Intergranular corrosion of 316H stainless steel induced by SO42− ions in MgCl2–KCl–NaCl molten salt

The application of molten chloride salts in next generation concentrated solar power plants is limited by their corrosiveness to structural materials. This work investigated the influence of SO42− ions on the corrosion of 316H stainless steel (SS) in MgCl2–KCl–NaCl (45.4-21.6-33 mol.%) molten salt using static immersion tests and microstructural analysis techniques. The results demonstrate that the presence of SO42− ions can significantly accelerate the intergranular corrosion of 316H SS by driving the dissolution of alloying elements Fe, Cr, and Mn. SO42− ions diffuse into the alloy bulk along the grain boundaries, resulting in the intergranular corrosion attack. The chemcial reaction rate of the metal atoms is directly proportional to the concentration of SO42− ions.

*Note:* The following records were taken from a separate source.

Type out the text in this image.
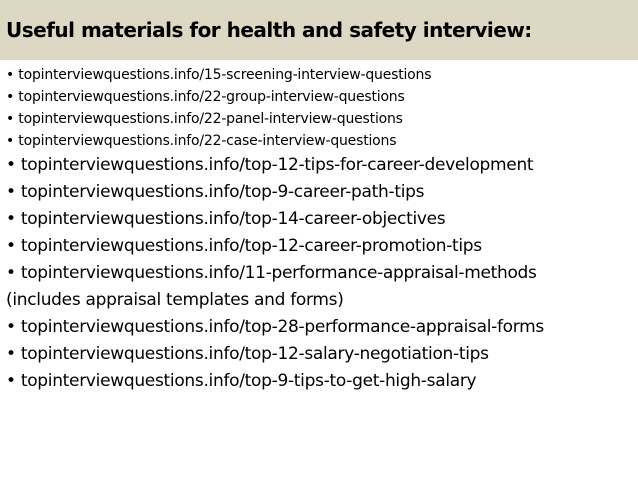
Useful materials for health and safety interview:
• topinterviewquestions.info/15-screening-interview-questions
• topinterviewquestions.info/22-group-interview-questions
• topinterviewquestions.info/22-panel-interview-questions
• topinterviewquestions.info/22-case-interview-questions
• topinterviewquestions.info/top-12-tips-for-career-development
• topinterviewquestions.info/top-9-career-path-tips
• topinterviewquestions.info/top-14-career-objectives
• topinterviewquestions.info/top-12-career-promotion-tips
• topinterviewquestions.info/11-performance-appraisal-methods
(includes appraisal templates and forms)
• topinterviewquestions.info/top-28-performance-appraisal-forms
• topinterviewquestions.info/top-12-salary-negotiation-tips
• topinterviewquestions.info/top-9-tips-to-get-high-salary
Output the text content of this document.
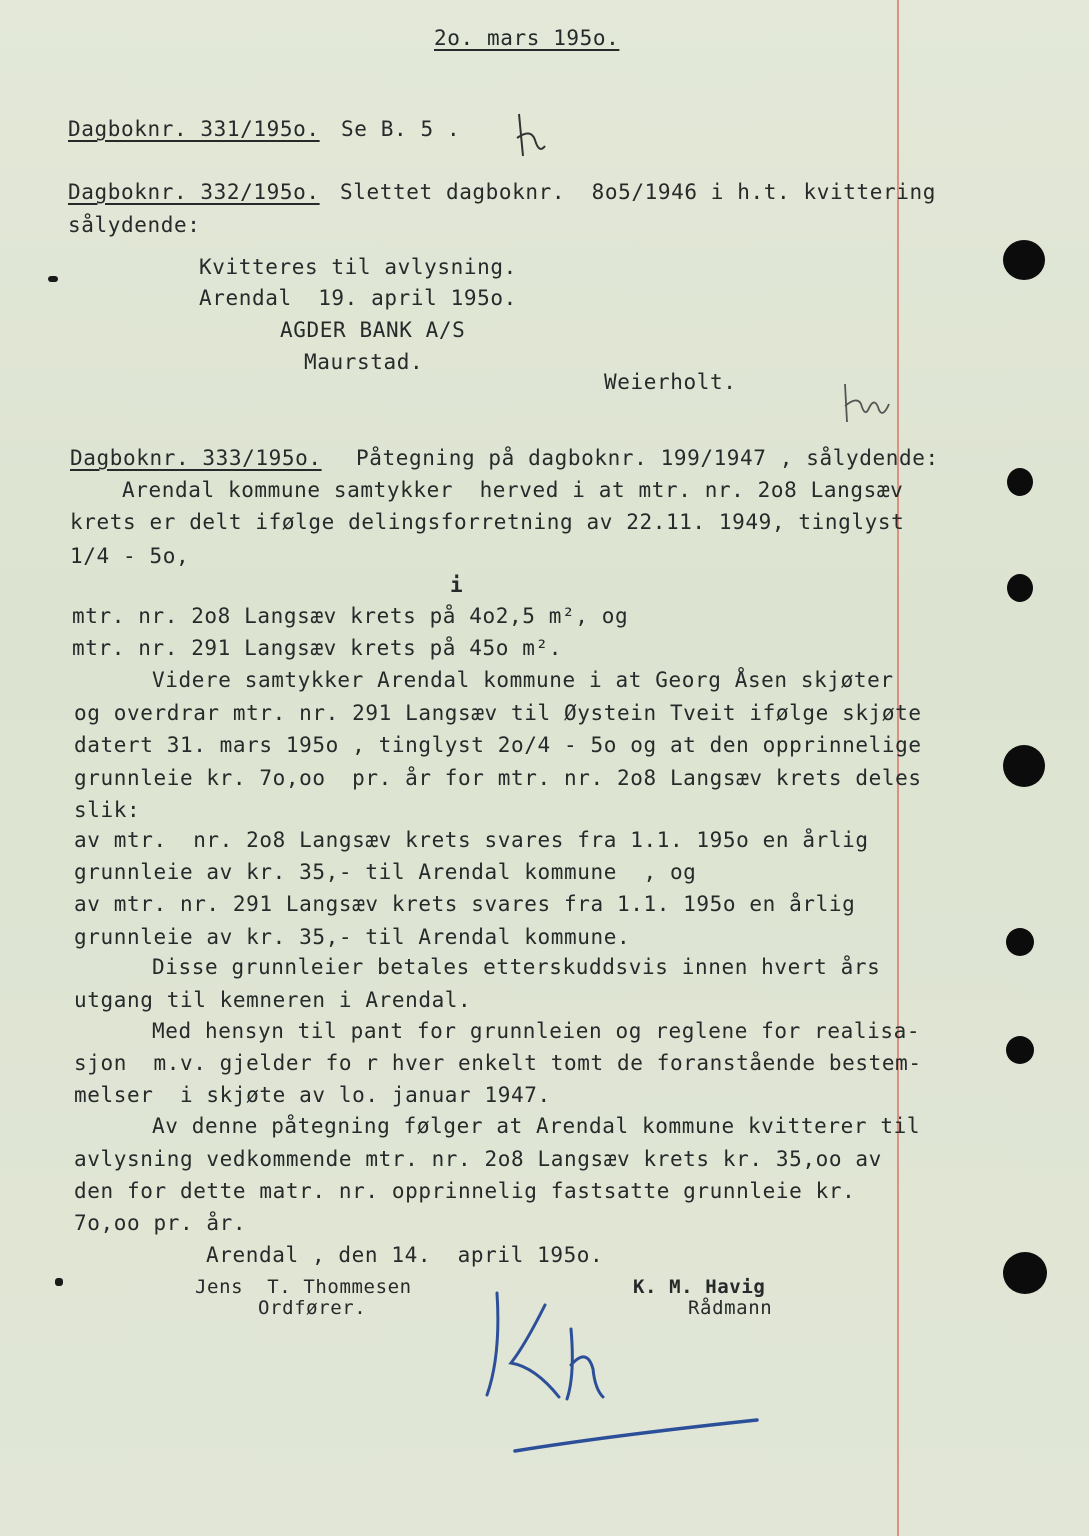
2o. mars 195o.
Dagboknr. 331/195o. Se B. 5 .
Dagboknr. 332/195o. Slettet dagboknr.  8o5/1946 i h.t. kvittering
sålydende:
Kvitteres til avlysning.
Arendal  19. april 195o.
AGDER BANK A/S
Maurstad.
Weierholt.
Dagboknr. 333/195o. Påtegning på dagboknr. 199/1947 , sålydende:
Arendal kommune samtykker  herved i at mtr. nr. 2o8 Langsæv
krets er delt ifølge delingsforretning av 22.11. 1949, tinglyst
1/4 - 5o,
i
mtr. nr. 2o8 Langsæv krets på 4o2,5 m², og
mtr. nr. 291 Langsæv krets på 45o m².
Videre samtykker Arendal kommune i at Georg Åsen skjøter
og overdrar mtr. nr. 291 Langsæv til Øystein Tveit ifølge skjøte
datert 31. mars 195o , tinglyst 2o/4 - 5o og at den opprinnelige
grunnleie kr. 7o,oo  pr. år for mtr. nr. 2o8 Langsæv krets deles
slik:
av mtr.  nr. 2o8 Langsæv krets svares fra 1.1. 195o en årlig
grunnleie av kr. 35,- til Arendal kommune  , og
av mtr. nr. 291 Langsæv krets svares fra 1.1. 195o en årlig
grunnleie av kr. 35,- til Arendal kommune.
Disse grunnleier betales etterskuddsvis innen hvert års
utgang til kemneren i Arendal.
Med hensyn til pant for grunnleien og reglene for realisa-
sjon  m.v. gjelder fo r hver enkelt tomt de foranstående bestem-
melser  i skjøte av lo. januar 1947.
Av denne påtegning følger at Arendal kommune kvitterer til
avlysning vedkommende mtr. nr. 2o8 Langsæv krets kr. 35,oo av
den for dette matr. nr. opprinnelig fastsatte grunnleie kr.
7o,oo pr. år.
Arendal , den 14.  april 195o.
Jens  T. Thommesen
Ordfører.
K. M. Havig
Rådmann
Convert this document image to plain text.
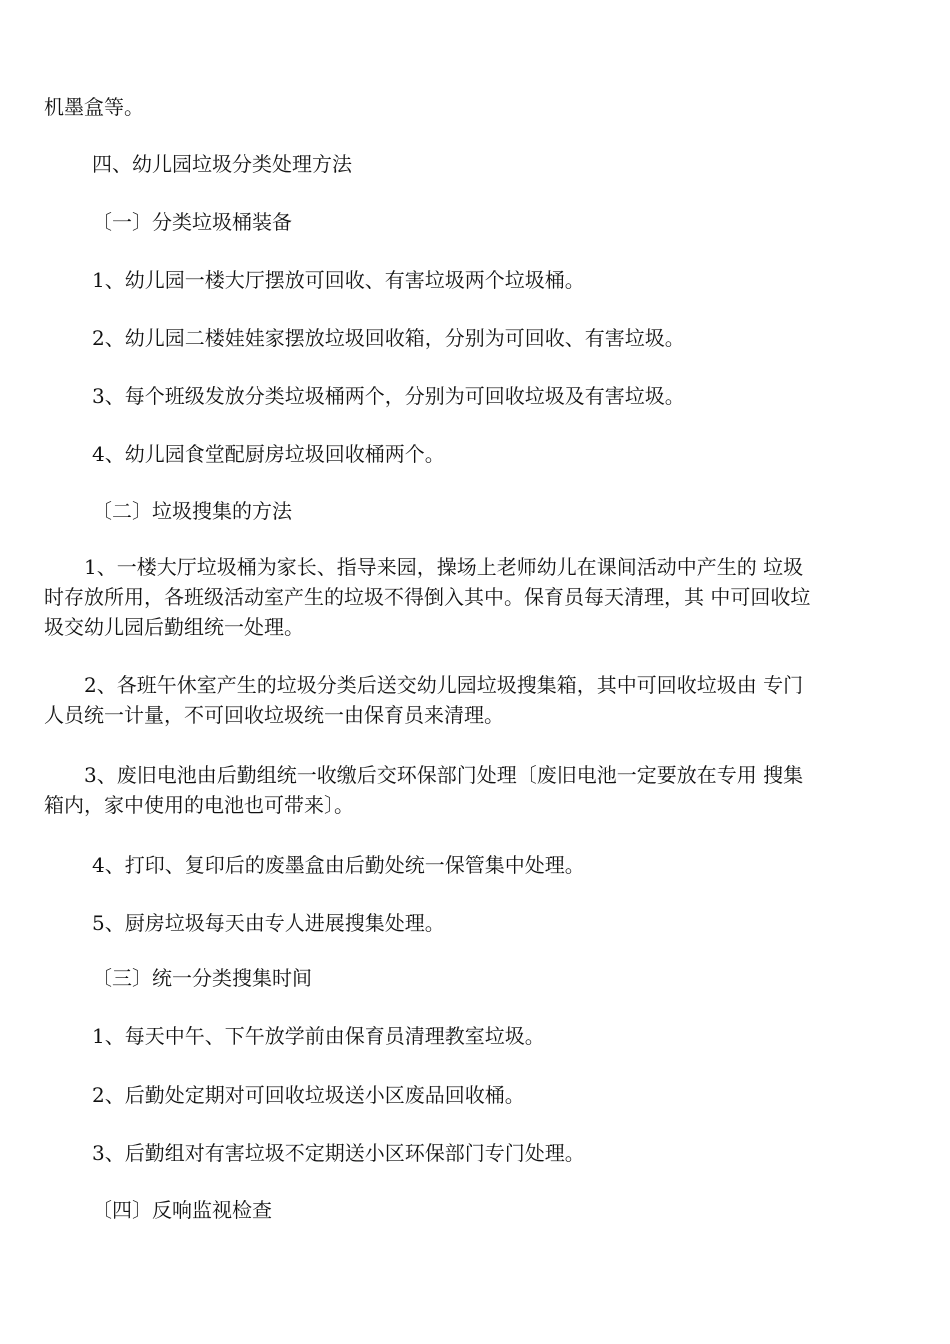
机墨盒等。

四、幼儿园垃圾分类处理方法

〔一〕分类垃圾桶装备

1、幼儿园一楼大厅摆放可回收、有害垃圾两个垃圾桶。

2、幼儿园二楼娃娃家摆放垃圾回收箱，分别为可回收、有害垃圾。

3、每个班级发放分类垃圾桶两个，分别为可回收垃圾及有害垃圾。

4、幼儿园食堂配厨房垃圾回收桶两个。

〔二〕垃圾搜集的方法

　　1、一楼大厅垃圾桶为家长、指导来园，操场上老师幼儿在课间活动中产生的 垃圾
时存放所用，各班级活动室产生的垃圾不得倒入其中。保育员每天清理，其 中可回收垃
圾交幼儿园后勤组统一处理。
　　2、各班午休室产生的垃圾分类后送交幼儿园垃圾搜集箱，其中可回收垃圾由 专门
人员统一计量，不可回收垃圾统一由保育员来清理。
　　3、废旧电池由后勤组统一收缴后交环保部门处理〔废旧电池一定要放在专用 搜集
箱内，家中使用的电池也可带来〕。

4、打印、复印后的废墨盒由后勤处统一保管集中处理。

5、厨房垃圾每天由专人进展搜集处理。

〔三〕统一分类搜集时间

1、每天中午、下午放学前由保育员清理教室垃圾。

2、后勤处定期对可回收垃圾送小区废品回收桶。

3、后勤组对有害垃圾不定期送小区环保部门专门处理。

〔四〕反响监视检查
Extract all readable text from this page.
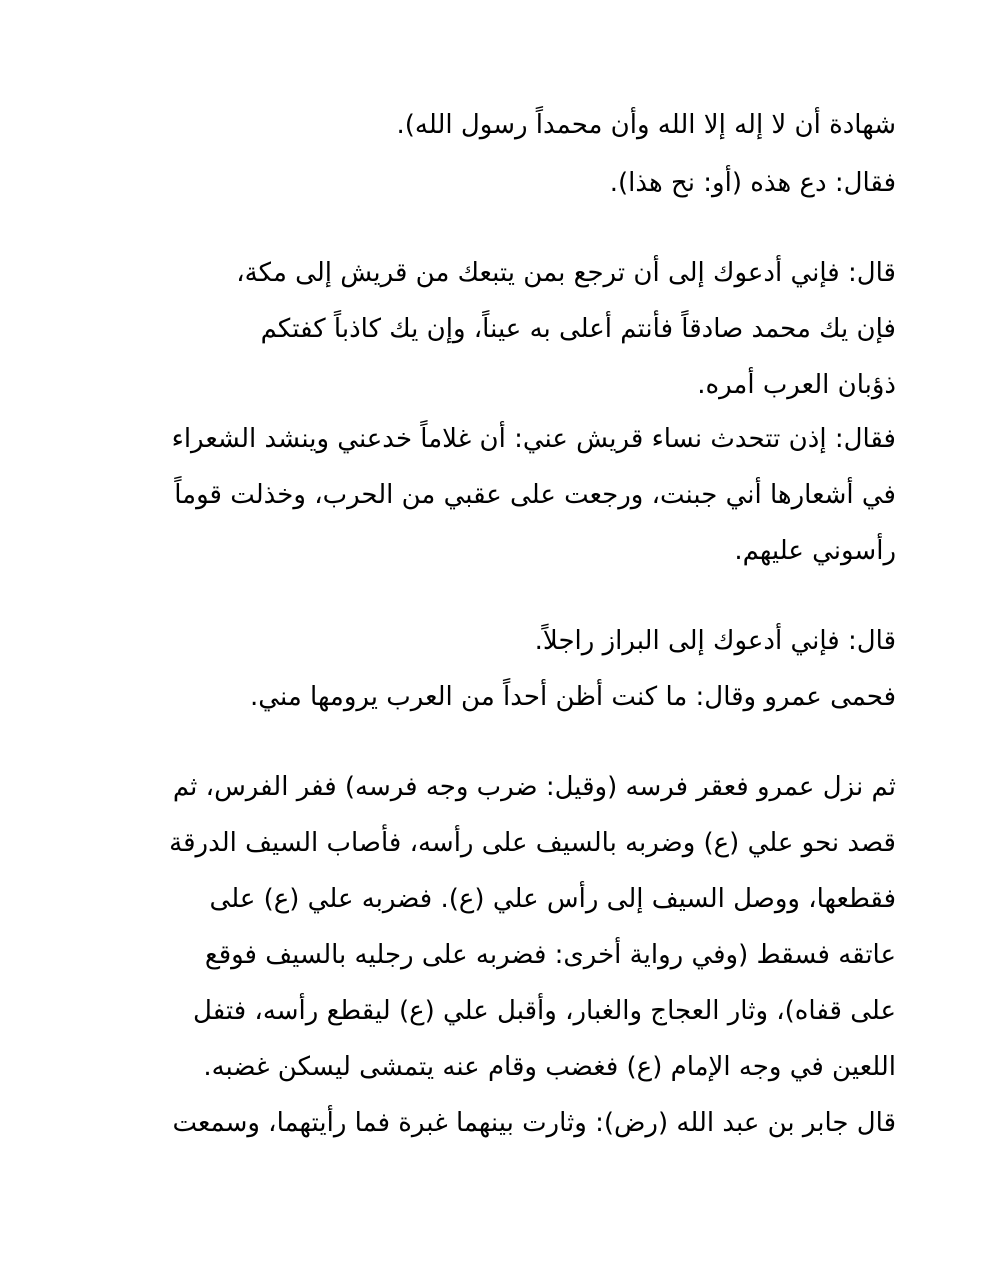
شهادة أن لا إله إلا الله وأن محمداً رسول الله).
فقال: دع هذه (أو: نح هذا).
قال: فإني أدعوك إلى أن ترجع بمن يتبعك من قريش إلى مكة،
فإن يك محمد صادقاً فأنتم أعلى به عيناً، وإن يك كاذباً كفتكم
ذؤبان العرب أمره.
فقال: إذن تتحدث نساء قريش عني: أن غلاماً خدعني وينشد الشعراء
في أشعارها أني جبنت، ورجعت على عقبي من الحرب، وخذلت قوماً
رأسوني عليهم.
قال: فإني أدعوك إلى البراز راجلاً.
فحمى عمرو وقال: ما كنت أظن أحداً من العرب يرومها مني.
ثم نزل عمرو فعقر فرسه (وقيل: ضرب وجه فرسه) ففر الفرس، ثم
قصد نحو علي (ع) وضربه بالسيف على رأسه، فأصاب السيف الدرقة
فقطعها، ووصل السيف إلى رأس علي (ع). فضربه علي (ع) على
عاتقه فسقط (وفي رواية أخرى: فضربه على رجليه بالسيف فوقع
على قفاه)، وثار العجاج والغبار، وأقبل علي (ع) ليقطع رأسه، فتفل
اللعين في وجه الإمام (ع) فغضب وقام عنه يتمشى ليسكن غضبه.
قال جابر بن عبد الله (رض): وثارت بينهما غبرة فما رأيتهما، وسمعت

The corrosion rate of 316H SS in salt with 1000 ppm SO42− (167 μm/year) was more than 10 times that in without SO42− (13.3 μm/year), increasing linearly with increasing SO42− concentration. Furthermore, MgCl2, the composition of the molten chloride salt, is involved in the corrosion reaction with SO42−, through Na2SO4 + 3Fe + MgCl2MgFe2O4 + 2NaCl + FeS (△G 700°C = −337 kJ/mol), leading to the severe dissolution of the Fe matrix element in 316H SS. Based on the corrosion mechanism of SO42− ions in chloride salts, several promising research directions are proposed for future studies. •The presence of SO42− ions in MgCl2–KCl– NaCl salt aggravated the intergranular corrosion of 316H SS.•SO42− ions affect the corrosion tendency of alloying elements in MgCl2-based salt.•MgCl2 is involved in the corrosion reaction of Fe in the presence of SO42−.•The corrosion rate of 316H SS is increased linearly with the concentration of SO42−.